カンボジア屈指のリゾート地で南西部に位置するシアヌークビルは、同国で唯一の深海港を保有し、アジアへの物流の玄関口の1つとなっている。一方、首都プノンペンとシアヌークビルを結ぶ道路は国道4号線のみのため、渋滞による物流面の課題がしばしば聞かれる。以下では、2019年10月にこのルートを実走した結果を報告する。

越境輸送の6割はシアヌークビル港を経由

カンボジアの越境輸送では、シアヌークビル自治港と河川港のプノンペン自治港を利用した船舶輸送、またはタイやベトナムからの陸上輸送が主に利用される。これらのうち取扱貨物量が最も多いのは、大型コンテナ船が入港できるシアヌークビル港だ。香港やシンガポールを結ぶ定期便があり、輸送の6割はシアヌークビル港を利用しているとも言われ、物流拠点としての役割は大きい。

国道4号線を実走、道路は片道1~3車線

首都プノンペンからシアヌークビル港へは、国道4号線が走っており、距離は約240キロ、車で平均4時間だ。
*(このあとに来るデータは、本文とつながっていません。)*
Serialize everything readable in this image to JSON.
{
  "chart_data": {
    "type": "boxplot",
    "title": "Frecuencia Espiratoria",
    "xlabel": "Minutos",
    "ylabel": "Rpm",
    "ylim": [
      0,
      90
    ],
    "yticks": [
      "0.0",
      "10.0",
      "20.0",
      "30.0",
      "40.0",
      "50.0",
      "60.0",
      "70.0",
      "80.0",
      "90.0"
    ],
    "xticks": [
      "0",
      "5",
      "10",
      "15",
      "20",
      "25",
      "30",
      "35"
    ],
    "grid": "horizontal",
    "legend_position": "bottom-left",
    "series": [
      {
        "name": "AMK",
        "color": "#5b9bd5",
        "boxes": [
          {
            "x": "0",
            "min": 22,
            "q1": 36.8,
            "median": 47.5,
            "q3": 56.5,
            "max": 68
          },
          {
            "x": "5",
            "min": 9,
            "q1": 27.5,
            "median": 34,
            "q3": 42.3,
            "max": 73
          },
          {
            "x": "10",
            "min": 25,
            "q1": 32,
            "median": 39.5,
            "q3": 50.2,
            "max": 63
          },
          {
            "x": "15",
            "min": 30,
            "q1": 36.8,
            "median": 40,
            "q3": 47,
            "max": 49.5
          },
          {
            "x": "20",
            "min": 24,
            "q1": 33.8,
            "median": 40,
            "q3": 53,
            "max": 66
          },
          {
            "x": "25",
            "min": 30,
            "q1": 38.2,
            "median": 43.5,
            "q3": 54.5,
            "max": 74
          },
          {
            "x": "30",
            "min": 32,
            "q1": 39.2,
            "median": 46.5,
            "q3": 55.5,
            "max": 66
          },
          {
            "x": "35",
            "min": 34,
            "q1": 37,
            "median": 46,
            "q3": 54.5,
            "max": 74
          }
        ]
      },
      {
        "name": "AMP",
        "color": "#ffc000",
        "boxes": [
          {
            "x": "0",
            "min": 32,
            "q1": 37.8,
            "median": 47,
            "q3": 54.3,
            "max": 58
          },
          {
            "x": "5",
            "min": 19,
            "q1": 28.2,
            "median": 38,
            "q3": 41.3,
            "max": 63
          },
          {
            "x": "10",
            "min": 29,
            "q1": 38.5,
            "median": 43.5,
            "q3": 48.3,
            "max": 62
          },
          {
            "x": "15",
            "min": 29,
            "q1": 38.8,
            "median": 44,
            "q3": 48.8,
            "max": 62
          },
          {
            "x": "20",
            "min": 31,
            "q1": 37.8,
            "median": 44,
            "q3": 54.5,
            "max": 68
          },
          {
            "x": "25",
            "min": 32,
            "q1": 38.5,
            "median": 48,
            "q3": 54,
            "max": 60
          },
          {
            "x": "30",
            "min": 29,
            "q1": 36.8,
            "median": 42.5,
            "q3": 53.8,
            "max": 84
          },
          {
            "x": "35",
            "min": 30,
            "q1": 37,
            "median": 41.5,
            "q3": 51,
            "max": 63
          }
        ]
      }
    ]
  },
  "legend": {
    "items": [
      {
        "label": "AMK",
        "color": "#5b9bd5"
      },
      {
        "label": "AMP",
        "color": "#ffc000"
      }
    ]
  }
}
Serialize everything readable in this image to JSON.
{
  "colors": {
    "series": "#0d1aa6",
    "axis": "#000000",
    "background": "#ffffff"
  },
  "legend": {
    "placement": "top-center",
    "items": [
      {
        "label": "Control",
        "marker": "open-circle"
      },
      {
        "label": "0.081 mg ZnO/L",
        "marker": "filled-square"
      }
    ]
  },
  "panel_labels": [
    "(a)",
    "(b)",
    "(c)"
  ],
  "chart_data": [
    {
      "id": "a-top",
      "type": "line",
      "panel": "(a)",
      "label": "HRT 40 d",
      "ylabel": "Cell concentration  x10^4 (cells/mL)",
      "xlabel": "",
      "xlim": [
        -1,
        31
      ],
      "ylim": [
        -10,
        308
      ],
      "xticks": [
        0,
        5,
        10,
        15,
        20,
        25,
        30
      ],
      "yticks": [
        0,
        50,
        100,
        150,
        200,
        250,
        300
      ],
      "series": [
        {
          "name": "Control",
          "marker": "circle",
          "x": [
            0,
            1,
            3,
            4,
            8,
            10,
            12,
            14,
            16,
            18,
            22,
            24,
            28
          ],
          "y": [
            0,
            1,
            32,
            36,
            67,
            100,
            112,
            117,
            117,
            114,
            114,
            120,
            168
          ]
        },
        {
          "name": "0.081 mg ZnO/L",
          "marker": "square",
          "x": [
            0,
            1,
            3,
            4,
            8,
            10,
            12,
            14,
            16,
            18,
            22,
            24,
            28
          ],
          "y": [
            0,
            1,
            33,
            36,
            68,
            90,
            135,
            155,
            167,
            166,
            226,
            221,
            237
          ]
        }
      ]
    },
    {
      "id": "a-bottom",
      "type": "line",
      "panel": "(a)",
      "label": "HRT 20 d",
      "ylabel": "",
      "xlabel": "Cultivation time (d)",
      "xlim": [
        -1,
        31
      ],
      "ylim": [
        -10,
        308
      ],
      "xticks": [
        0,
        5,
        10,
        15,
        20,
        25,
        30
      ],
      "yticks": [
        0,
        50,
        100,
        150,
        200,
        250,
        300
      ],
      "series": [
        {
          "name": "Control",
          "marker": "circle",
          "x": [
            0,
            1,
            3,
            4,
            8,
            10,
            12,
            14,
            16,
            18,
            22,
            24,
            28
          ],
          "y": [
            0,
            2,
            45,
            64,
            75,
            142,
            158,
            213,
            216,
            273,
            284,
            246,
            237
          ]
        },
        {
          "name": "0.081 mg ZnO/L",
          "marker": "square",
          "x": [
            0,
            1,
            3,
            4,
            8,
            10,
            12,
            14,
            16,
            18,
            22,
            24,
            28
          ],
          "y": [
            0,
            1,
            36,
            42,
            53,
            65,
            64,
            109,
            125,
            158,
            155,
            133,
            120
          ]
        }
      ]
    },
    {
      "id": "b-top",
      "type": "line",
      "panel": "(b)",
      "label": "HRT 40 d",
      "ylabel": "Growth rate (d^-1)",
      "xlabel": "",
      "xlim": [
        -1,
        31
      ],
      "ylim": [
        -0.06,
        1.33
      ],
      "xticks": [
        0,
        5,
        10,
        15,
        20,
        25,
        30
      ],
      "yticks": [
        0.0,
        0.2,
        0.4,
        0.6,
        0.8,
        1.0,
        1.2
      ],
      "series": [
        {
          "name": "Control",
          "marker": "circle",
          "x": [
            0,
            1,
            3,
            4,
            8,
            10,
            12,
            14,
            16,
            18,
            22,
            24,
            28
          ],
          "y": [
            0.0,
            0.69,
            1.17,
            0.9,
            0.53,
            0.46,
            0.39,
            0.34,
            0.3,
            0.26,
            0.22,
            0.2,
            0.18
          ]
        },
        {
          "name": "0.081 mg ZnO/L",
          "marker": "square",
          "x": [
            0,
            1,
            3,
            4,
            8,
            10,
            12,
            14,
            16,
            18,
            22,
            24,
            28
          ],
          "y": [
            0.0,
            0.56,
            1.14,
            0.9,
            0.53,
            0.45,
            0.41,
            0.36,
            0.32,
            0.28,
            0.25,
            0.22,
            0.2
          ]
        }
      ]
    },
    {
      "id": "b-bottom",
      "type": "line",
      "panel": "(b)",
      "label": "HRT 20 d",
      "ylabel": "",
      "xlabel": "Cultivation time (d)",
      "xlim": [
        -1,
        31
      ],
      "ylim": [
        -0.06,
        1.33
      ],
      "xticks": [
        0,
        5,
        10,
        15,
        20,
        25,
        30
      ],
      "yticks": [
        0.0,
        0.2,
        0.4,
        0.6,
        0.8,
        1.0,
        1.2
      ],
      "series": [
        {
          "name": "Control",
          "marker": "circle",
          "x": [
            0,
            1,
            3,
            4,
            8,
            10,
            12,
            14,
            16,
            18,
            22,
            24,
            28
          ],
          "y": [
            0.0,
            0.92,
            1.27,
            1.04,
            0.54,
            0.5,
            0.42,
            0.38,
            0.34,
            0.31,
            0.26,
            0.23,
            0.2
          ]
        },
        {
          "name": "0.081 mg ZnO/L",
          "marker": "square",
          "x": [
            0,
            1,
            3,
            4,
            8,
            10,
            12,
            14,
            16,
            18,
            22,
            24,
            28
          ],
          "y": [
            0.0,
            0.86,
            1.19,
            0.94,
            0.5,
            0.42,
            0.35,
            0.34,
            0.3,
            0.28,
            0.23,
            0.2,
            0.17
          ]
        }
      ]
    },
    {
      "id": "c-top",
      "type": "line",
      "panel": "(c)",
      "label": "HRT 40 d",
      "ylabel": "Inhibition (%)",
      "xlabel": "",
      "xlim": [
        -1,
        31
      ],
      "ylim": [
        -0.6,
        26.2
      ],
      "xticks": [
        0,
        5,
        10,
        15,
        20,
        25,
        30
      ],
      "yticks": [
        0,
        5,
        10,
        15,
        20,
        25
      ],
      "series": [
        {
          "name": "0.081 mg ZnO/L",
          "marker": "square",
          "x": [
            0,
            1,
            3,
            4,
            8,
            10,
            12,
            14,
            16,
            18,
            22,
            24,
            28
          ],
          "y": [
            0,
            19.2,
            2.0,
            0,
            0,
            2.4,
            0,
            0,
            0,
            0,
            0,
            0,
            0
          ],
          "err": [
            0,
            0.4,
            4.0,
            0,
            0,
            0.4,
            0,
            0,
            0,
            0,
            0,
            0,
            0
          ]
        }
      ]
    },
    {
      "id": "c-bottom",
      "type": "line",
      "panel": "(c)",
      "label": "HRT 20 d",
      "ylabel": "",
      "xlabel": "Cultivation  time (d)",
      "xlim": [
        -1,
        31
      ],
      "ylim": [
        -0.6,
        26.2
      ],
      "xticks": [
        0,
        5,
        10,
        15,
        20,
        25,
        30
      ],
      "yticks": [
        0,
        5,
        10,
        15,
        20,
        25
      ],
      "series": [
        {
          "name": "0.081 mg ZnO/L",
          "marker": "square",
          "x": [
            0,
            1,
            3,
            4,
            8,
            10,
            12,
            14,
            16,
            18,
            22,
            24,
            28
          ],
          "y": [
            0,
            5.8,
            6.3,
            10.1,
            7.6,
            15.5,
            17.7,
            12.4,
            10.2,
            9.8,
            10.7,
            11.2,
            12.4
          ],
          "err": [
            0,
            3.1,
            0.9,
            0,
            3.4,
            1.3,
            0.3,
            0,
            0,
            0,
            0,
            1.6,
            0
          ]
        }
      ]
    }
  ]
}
しかし、渋滞により5~6時間かかることもあり、物流インフラとしての課題も聞こえ始めている。そこで、ジェトロは2019年10月21日、22日にプノンペンからシアヌークビル経済特区までの216キロを走行し、道路状況を調査した(図1、表参照)。

図1:プノンペンからシアヌークビルへの走行ルートと時間概要
ジェトロは2019年10月21日~22日にプノンペンからシアヌークビル経済特区までの216キロを走行し、道路状況を調査した。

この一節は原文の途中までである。